While most public schools surrounding the D.C. area will be beginning the year virtually, Wesley said the academy spent the late spring and summer — after the arrival of the coronavirus — preparing to be able to open in person for the fall semester.
“Our goal has always been to prepare young people for success, in college and beyond,” said Wesley. “Boarding schools do that in a kinetic way — young people work together, live together, eat together, strive together, in and out of the classroom.”
“In a sense, you can’t do boarding school unless you’re here,” he said.
So, Wesley and staff have made some logistical tweaks and done a lot of planning to be ready for students from all over — 25% of students are international — with the intention of providing a safe, stimulating school experience.

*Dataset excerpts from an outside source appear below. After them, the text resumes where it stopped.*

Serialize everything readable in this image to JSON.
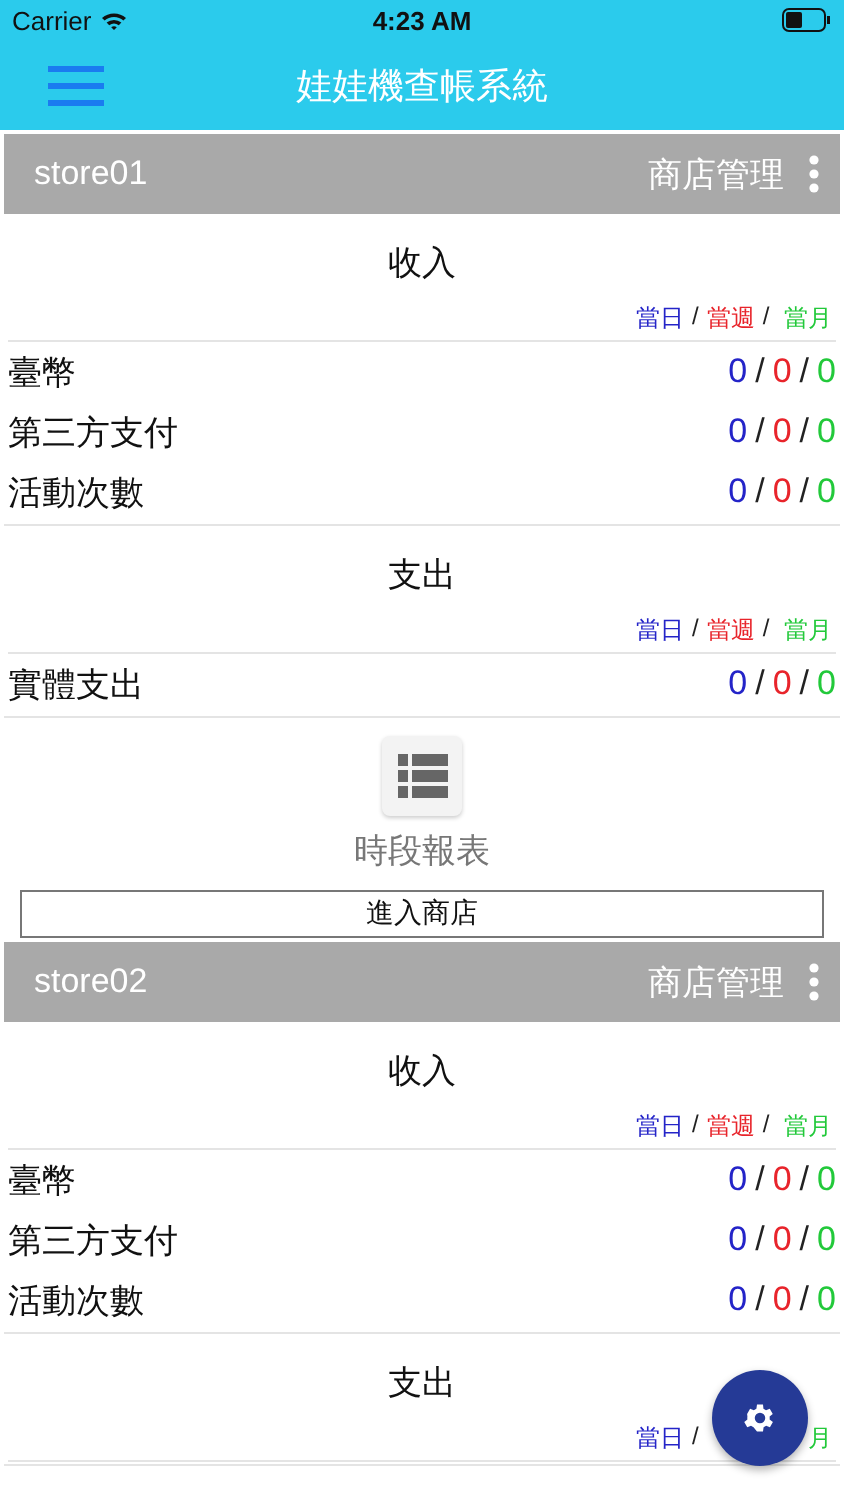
{
  "status_bar": {
    "carrier": "Carrier",
    "time": "4:23 AM"
  },
  "app_bar": {
    "title": "娃娃機查帳系統"
  },
  "stores": [
    {
      "name": "store01",
      "manage": "商店管理",
      "sections": [
        {
          "title": "收入",
          "legend": [
            {
              "text": "當日",
              "color": "#2424c8"
            },
            {
              "text": "/"
            },
            {
              "text": "當週",
              "color": "#e8242b"
            },
            {
              "text": "/"
            },
            {
              "text": "當月",
              "color": "#22c93a"
            }
          ],
          "rows": [
            {
              "label": "臺幣",
              "values": [
                {
                  "text": "0",
                  "color": "#2424c8"
                },
                {
                  "text": "/"
                },
                {
                  "text": "0",
                  "color": "#e8242b"
                },
                {
                  "text": "/"
                },
                {
                  "text": "0",
                  "color": "#22c93a"
                }
              ]
            },
            {
              "label": "第三方支付",
              "values": [
                {
                  "text": "0",
                  "color": "#2424c8"
                },
                {
                  "text": "/"
                },
                {
                  "text": "0",
                  "color": "#e8242b"
                },
                {
                  "text": "/"
                },
                {
                  "text": "0",
                  "color": "#22c93a"
                }
              ]
            },
            {
              "label": "活動次數",
              "values": [
                {
                  "text": "0",
                  "color": "#2424c8"
                },
                {
                  "text": "/"
                },
                {
                  "text": "0",
                  "color": "#e8242b"
                },
                {
                  "text": "/"
                },
                {
                  "text": "0",
                  "color": "#22c93a"
                }
              ]
            }
          ]
        },
        {
          "title": "支出",
          "legend": [
            {
              "text": "當日",
              "color": "#2424c8"
            },
            {
              "text": "/"
            },
            {
              "text": "當週",
              "color": "#e8242b"
            },
            {
              "text": "/"
            },
            {
              "text": "當月",
              "color": "#22c93a"
            }
          ],
          "rows": [
            {
              "label": "實體支出",
              "values": [
                {
                  "text": "0",
                  "color": "#2424c8"
                },
                {
                  "text": "/"
                },
                {
                  "text": "0",
                  "color": "#e8242b"
                },
                {
                  "text": "/"
                },
                {
                  "text": "0",
                  "color": "#22c93a"
                }
              ]
            }
          ]
        }
      ],
      "report": "時段報表",
      "enter_button": "進入商店"
    },
    {
      "name": "store02",
      "manage": "商店管理",
      "sections": [
        {
          "title": "收入",
          "legend": [
            {
              "text": "當日",
              "color": "#2424c8"
            },
            {
              "text": "/"
            },
            {
              "text": "當週",
              "color": "#e8242b"
            },
            {
              "text": "/"
            },
            {
              "text": "當月",
              "color": "#22c93a"
            }
          ],
          "rows": [
            {
              "label": "臺幣",
              "values": [
                {
                  "text": "0",
                  "color": "#2424c8"
                },
                {
                  "text": "/"
                },
                {
                  "text": "0",
                  "color": "#e8242b"
                },
                {
                  "text": "/"
                },
                {
                  "text": "0",
                  "color": "#22c93a"
                }
              ]
            },
            {
              "label": "第三方支付",
              "values": [
                {
                  "text": "0",
                  "color": "#2424c8"
                },
                {
                  "text": "/"
                },
                {
                  "text": "0",
                  "color": "#e8242b"
                },
                {
                  "text": "/"
                },
                {
                  "text": "0",
                  "color": "#22c93a"
                }
              ]
            },
            {
              "label": "活動次數",
              "values": [
                {
                  "text": "0",
                  "color": "#2424c8"
                },
                {
                  "text": "/"
                },
                {
                  "text": "0",
                  "color": "#e8242b"
                },
                {
                  "text": "/"
                },
                {
                  "text": "0",
                  "color": "#22c93a"
                }
              ]
            }
          ]
        },
        {
          "title": "支出",
          "legend": [
            {
              "text": "當日",
              "color": "#2424c8"
            },
            {
              "text": "/"
            },
            {
              "text": "月",
              "color": "#22c93a"
            }
          ]
        }
      ]
    }
  ]
}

Arriving students will be tested for COVID-19, and be quarantined for a day or so until their results are received. Social distancing and the wearing of masks are built into the experience.
Yet Wesley is a realist: “Twenty-six years on active duty taught me that no plan survives contact with the enemy,” he said.
With decades of military training and leadership behind him, Wesley and the Randolph-Macon Academy staff, students, and parents are all-in — a year of tuition for upper school boarding students costs about $41,000.
“I’ve never seen our students more anxious to get back to class, because they want to be with each other,” Wesley said.
“Requirements that are given to us come from the (Centers for Disease Control and Prevention) and the Virginia Department of Health, and the governor has been really clear about us following those guidelines,” Wesley said. “RMA is large enough, she can hold 400 or 500 students easily — we’re in the 230 range right now.”